The default pull request workflow runs offline Rust gates on GitHub-hosted Ubuntu runners:

cargo fmt --check
cargo clippy --workspace --all-targets -- -D warnings
cargo test --workspace
cargo test --workspace --no-default-features
cargo check -p native-whisperx --no-default-features --features translation
cargo check -p native-whisperx-cli --no-default-features --features translation
cargo check --workspace --no-default-features --features whisperx-compat,media-decode,diarization
cargo check --workspace --no-default-features --features silero-vad
cargo check --workspace --no-default-features --features onnx-diarization
cargo check --workspace --no-default-features --features pyannote-vad,pyannote-diarization
cargo check --workspace --no-default-features --features whisperx-compat,translation,media-decode,silero-vad,diarization,onnx-diarization,pyannote-vad,pyannote-diarization

The feature-matrix rows are compile-only gates.
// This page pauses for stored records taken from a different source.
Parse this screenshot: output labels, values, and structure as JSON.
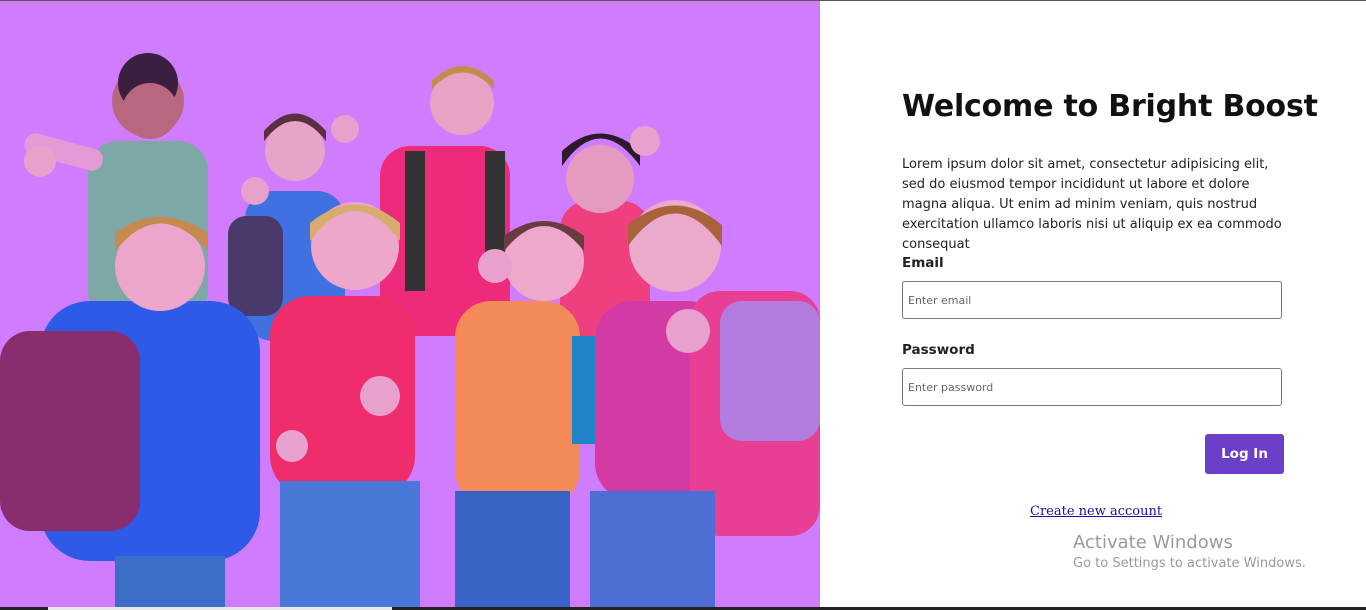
{
  "hero": {
    "image_icon": "children-thumbs-up-photo",
    "overlay_color": "#cf7cff"
  },
  "login": {
    "title": "Welcome to Bright Boost",
    "description": "Lorem ipsum dolor sit amet, consectetur adipisicing elit, sed do eiusmod tempor incididunt ut labore et dolore magna aliqua. Ut enim ad minim veniam, quis nostrud exercitation ullamco laboris nisi ut aliquip ex ea commodo consequat",
    "email_label": "Email",
    "email_placeholder": "Enter email",
    "email_value": "",
    "password_label": "Password",
    "password_placeholder": "Enter password",
    "password_value": "",
    "login_button": "Log In",
    "create_account_link": "Create new account",
    "accent_color": "#6b3fc8"
  },
  "watermark": {
    "line1": "Activate Windows",
    "line2": "Go to Settings to activate Windows."
  }
}
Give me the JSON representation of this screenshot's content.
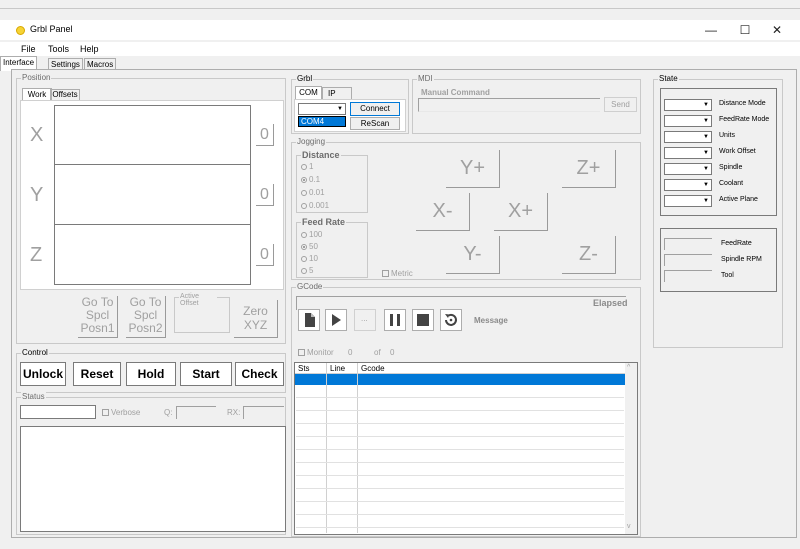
{
  "window": {
    "title": "Grbl Panel",
    "minimize": "—",
    "maximize": "☐",
    "close": "✕"
  },
  "menu": [
    "File",
    "Tools",
    "Help"
  ],
  "tabs": [
    "Interface",
    "Settings",
    "Macros"
  ],
  "position": {
    "label": "Position",
    "tabs": [
      "Work",
      "Offsets"
    ],
    "axes": [
      "X",
      "Y",
      "Z"
    ],
    "zero_labels": [
      "0",
      "0",
      "0"
    ],
    "goto1": [
      "Go To",
      "Spcl",
      "Posn1"
    ],
    "goto2": [
      "Go To",
      "Spcl",
      "Posn2"
    ],
    "active_offset_label": "Active Offset",
    "zero_xyz": [
      "Zero",
      "XYZ"
    ]
  },
  "grbl": {
    "label": "Grbl",
    "tabs": [
      "COM",
      "IP"
    ],
    "port_value": "",
    "port_option": "COM4",
    "connect": "Connect",
    "rescan": "ReScan"
  },
  "mdi": {
    "label": "MDI",
    "manual_command": "Manual Command",
    "send": "Send"
  },
  "jogging": {
    "label": "Jogging",
    "distance_label": "Distance",
    "distances": [
      "1",
      "0.1",
      "0.01",
      "0.001"
    ],
    "distance_selected": "0.1",
    "feed_label": "Feed Rate",
    "feeds": [
      "100",
      "50",
      "10",
      "5"
    ],
    "feed_selected": "50",
    "metric": "Metric",
    "buttons": {
      "yplus": "Y+",
      "zplus": "Z+",
      "xminus": "X-",
      "xplus": "X+",
      "yminus": "Y-",
      "zminus": "Z-"
    }
  },
  "gcode": {
    "label": "GCode",
    "elapsed": "Elapsed",
    "message": "Message",
    "monitor": "Monitor",
    "count": "0",
    "of": "of",
    "total": "0",
    "columns": [
      "Sts",
      "Line",
      "Gcode"
    ],
    "skip": "..."
  },
  "control": {
    "label": "Control",
    "buttons": [
      "Unlock",
      "Reset",
      "Hold",
      "Start",
      "Check"
    ]
  },
  "status": {
    "label": "Status",
    "verbose": "Verbose",
    "q": "Q:",
    "rx": "RX:"
  },
  "state": {
    "label": "State",
    "modes": [
      "Distance Mode",
      "FeedRate Mode",
      "Units",
      "Work Offset",
      "Spindle",
      "Coolant",
      "Active Plane"
    ],
    "readouts": [
      "FeedRate",
      "Spindle RPM",
      "Tool"
    ]
  },
  "colors": {
    "accent": "#0078d7",
    "disabled": "#a0a0a0"
  }
}
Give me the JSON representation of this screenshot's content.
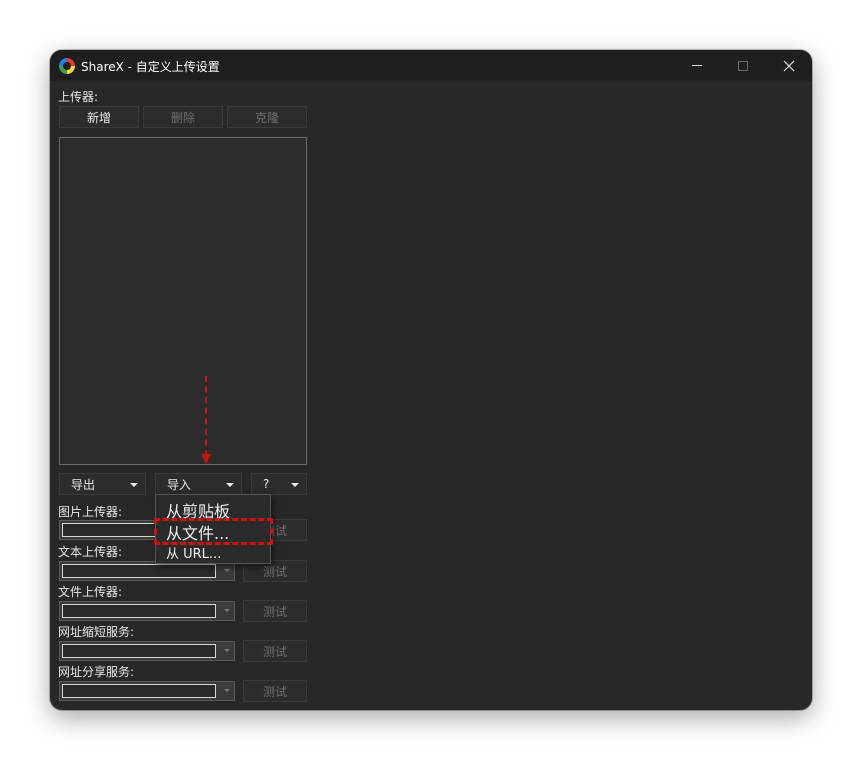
{
  "window": {
    "title": "ShareX - 自定义上传设置",
    "app_icon": "sharex-logo-icon"
  },
  "uploaders": {
    "label": "上传器:",
    "buttons": {
      "new": "新增",
      "delete": "删除",
      "clone": "克隆"
    }
  },
  "actions": {
    "export_label": "导出",
    "import_label": "导入",
    "help_label": "?"
  },
  "import_menu": {
    "items": [
      "从剪贴板",
      "从文件...",
      "从 URL..."
    ],
    "highlighted_index": 1
  },
  "destinations": [
    {
      "label": "图片上传器:",
      "selected": "",
      "test_label": "测试"
    },
    {
      "label": "文本上传器:",
      "selected": "",
      "test_label": "测试"
    },
    {
      "label": "文件上传器:",
      "selected": "",
      "test_label": "测试"
    },
    {
      "label": "网址缩短服务:",
      "selected": "",
      "test_label": "测试"
    },
    {
      "label": "网址分享服务:",
      "selected": "",
      "test_label": "测试"
    }
  ],
  "colors": {
    "window_bg": "#282828",
    "titlebar_bg": "#1f1f1f",
    "annotation_red": "#d01010"
  }
}
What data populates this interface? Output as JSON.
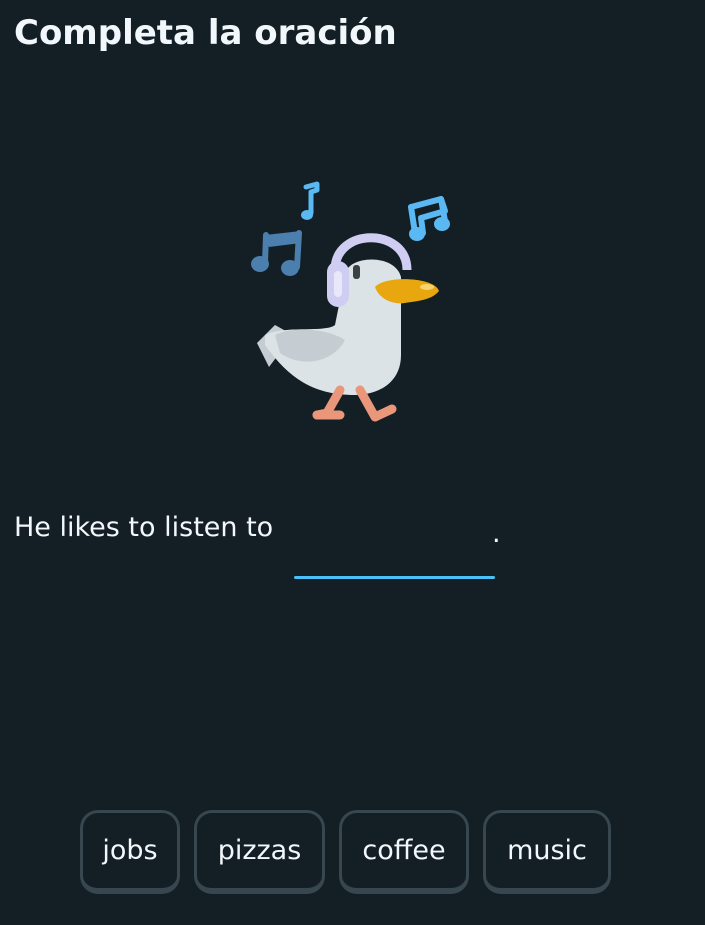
{
  "header": {
    "title": "Completa la oración"
  },
  "illustration": {
    "character": "seagull-with-headphones",
    "icons": [
      "music-note-icon",
      "music-note-icon",
      "double-music-note-icon",
      "double-music-note-icon"
    ],
    "colors": {
      "body": "#dce3e6",
      "beak": "#e8a60f",
      "headphones": "#cfcdf2",
      "legs": "#e9967a",
      "note_dark": "#4a7fae",
      "note_light": "#5ab8f2"
    }
  },
  "exercise": {
    "sentence_before": "He likes to listen to",
    "sentence_after": ".",
    "blank_color": "#49c0f8"
  },
  "word_bank": {
    "options": [
      {
        "label": "jobs"
      },
      {
        "label": "pizzas"
      },
      {
        "label": "coffee"
      },
      {
        "label": "music"
      }
    ]
  }
}
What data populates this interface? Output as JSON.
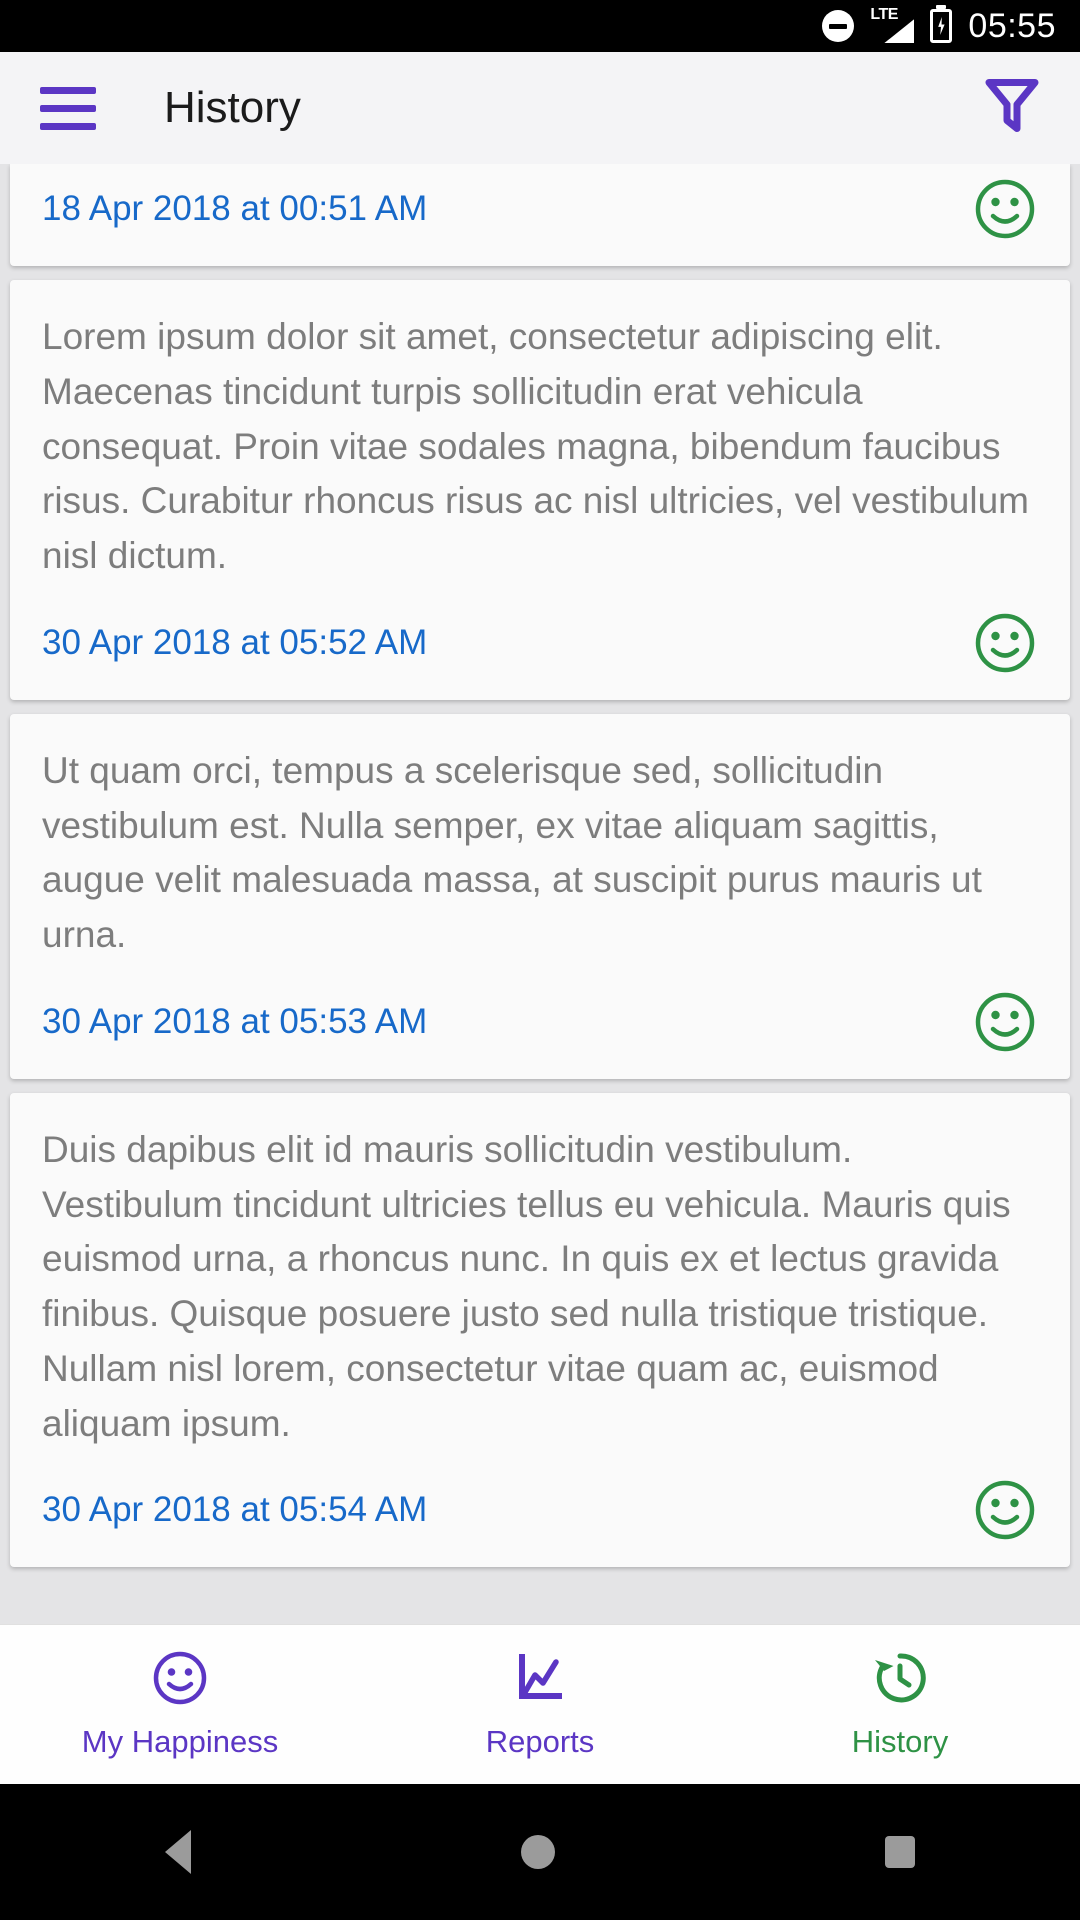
{
  "statusbar": {
    "dnd_icon": "do-not-disturb-icon",
    "network_label": "LTE",
    "signal_icon": "signal-bars-icon",
    "battery_icon": "battery-charging-icon",
    "time": "05:55"
  },
  "appbar": {
    "menu_icon": "hamburger-menu-icon",
    "title": "History",
    "filter_icon": "filter-funnel-icon",
    "accent_color": "#5b36c4",
    "title_color": "#1b1b1b",
    "background": "#f4f4f6"
  },
  "colors": {
    "date_blue": "#1769c9",
    "body_gray": "#7d7d7d",
    "smiley_green": "#2e9245",
    "purple": "#5b36c4",
    "list_background": "#e4e4e6",
    "card_background": "#fafafa"
  },
  "list": {
    "entries": [
      {
        "text": "",
        "date": "18 Apr 2018 at 00:51 AM",
        "mood_icon": "smiley-happy-icon",
        "partial": true
      },
      {
        "text": "Lorem ipsum dolor sit amet, consectetur adipiscing elit. Maecenas tincidunt turpis sollicitudin erat vehicula consequat. Proin vitae sodales magna, bibendum faucibus risus. Curabitur rhoncus risus ac nisl ultricies, vel vestibulum nisl dictum.",
        "date": "30 Apr 2018 at 05:52 AM",
        "mood_icon": "smiley-happy-icon",
        "partial": false
      },
      {
        "text": "Ut quam orci, tempus a scelerisque sed, sollicitudin vestibulum est. Nulla semper, ex vitae aliquam sagittis, augue velit malesuada massa, at suscipit purus mauris ut urna.",
        "date": "30 Apr 2018 at 05:53 AM",
        "mood_icon": "smiley-happy-icon",
        "partial": false
      },
      {
        "text": "Duis dapibus elit id mauris sollicitudin vestibulum. Vestibulum tincidunt ultricies tellus eu vehicula. Mauris quis euismod urna, a rhoncus nunc. In quis ex et lectus gravida finibus. Quisque posuere justo sed nulla tristique tristique. Nullam nisl lorem, consectetur vitae quam ac, euismod aliquam ipsum.",
        "date": "30 Apr 2018 at 05:54 AM",
        "mood_icon": "smiley-happy-icon",
        "partial": false
      }
    ]
  },
  "bottomnav": {
    "items": [
      {
        "label": "My Happiness",
        "icon": "smiley-face-icon",
        "active": false,
        "color": "#5b36c4"
      },
      {
        "label": "Reports",
        "icon": "line-chart-icon",
        "active": false,
        "color": "#5b36c4"
      },
      {
        "label": "History",
        "icon": "history-clock-icon",
        "active": true,
        "color": "#2e9245"
      }
    ]
  },
  "androidnav": {
    "back_icon": "back-triangle-icon",
    "home_icon": "home-circle-icon",
    "recents_icon": "recents-square-icon"
  }
}
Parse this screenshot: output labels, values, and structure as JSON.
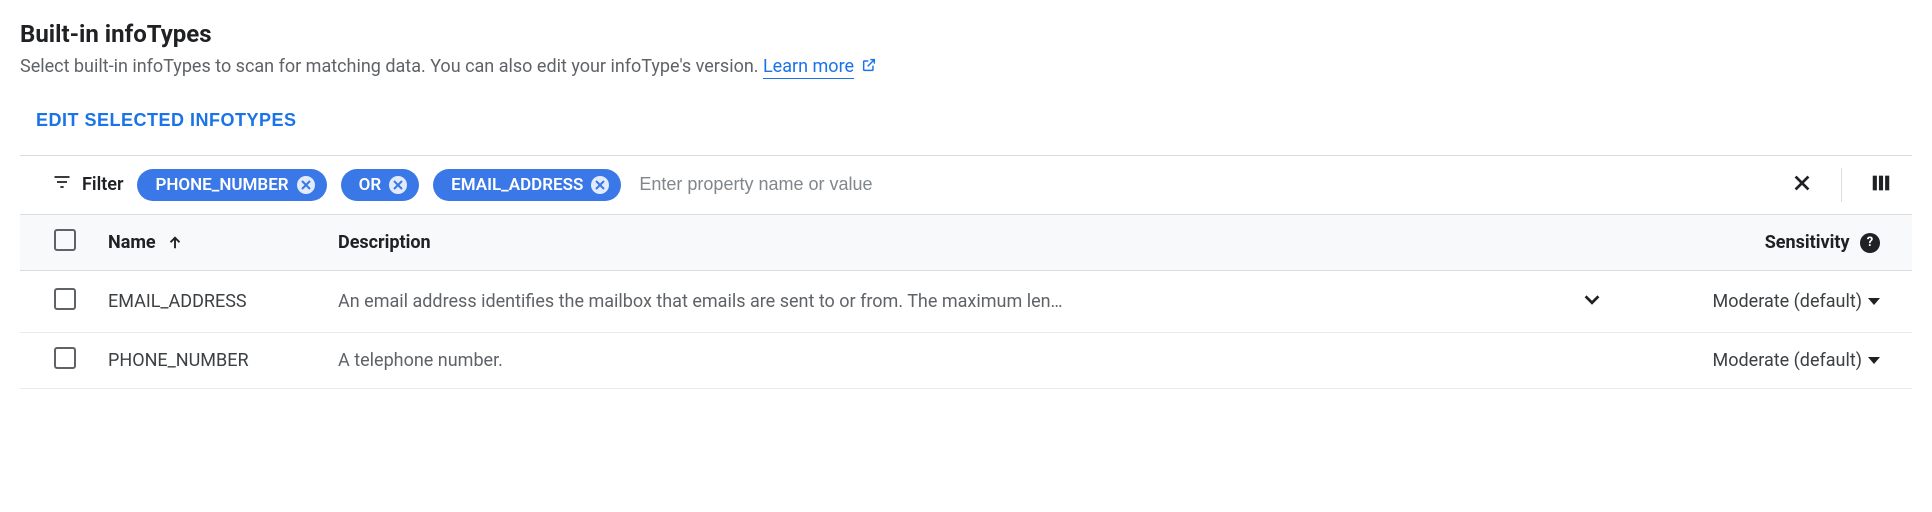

They cover the external WhisperX compatibility bridge, translation, media decode, heuristic diarization, Silero VAD, ONNX diarization, default pyannote VAD and diarization packaging, and the combined offline optional feature set without running model inference.

These checks do not require local model bundles, Python WhisperX, CUDA devices, Hugging Face tokens, ONNX Runtime dynamic-library configuration, or self-hosted parity resources. Real-resource parity checks remain in the opt-in parity-fixtures workflow.

Runtime-only or intentionally constrained combinations stay outside pull request CI:

Feature or path Gate Reason and expected failure mode
silero-vad runtime transcription parity-preflight / parity-fixtures Compile is covered in PR CI, but execution requires ORT_DYLIB_PATH and a local Silero ONNX bundle. Missing resources fail preflight before model execution.
onnx-diarization runtime transcription parity-preflight / parity-fixtures Compile is covered in PR CI, but execution requires ONNX Runtime plus local diarization model artifacts. Missing resources fail preflight before model execution.
pyannote-vad and pyannote-diarization full-resource parity parity-fixtures final-full-surface Meaningful validation requires local pyannote bundles, expected WhisperX goldens, Python WhisperX resources, and gated Hugging Face access for the delegated reference path. Missing resources are reported by preflight.
automatic native --diarize pyannote cache and download boundary manual full-resource commands in docs/model-bundles.md Cache-only prepared-cache runs validate automatic pyannote lookup without downloads. The no-cache boundary command documents the current fail-before-transcription behavior until a pyannote download hydrator is wired.
cuda manual/report-only throughput ladder The CUDA feature requires a compatible local CUDA toolchain and device, so it is not a GitHub-hosted pull request gate.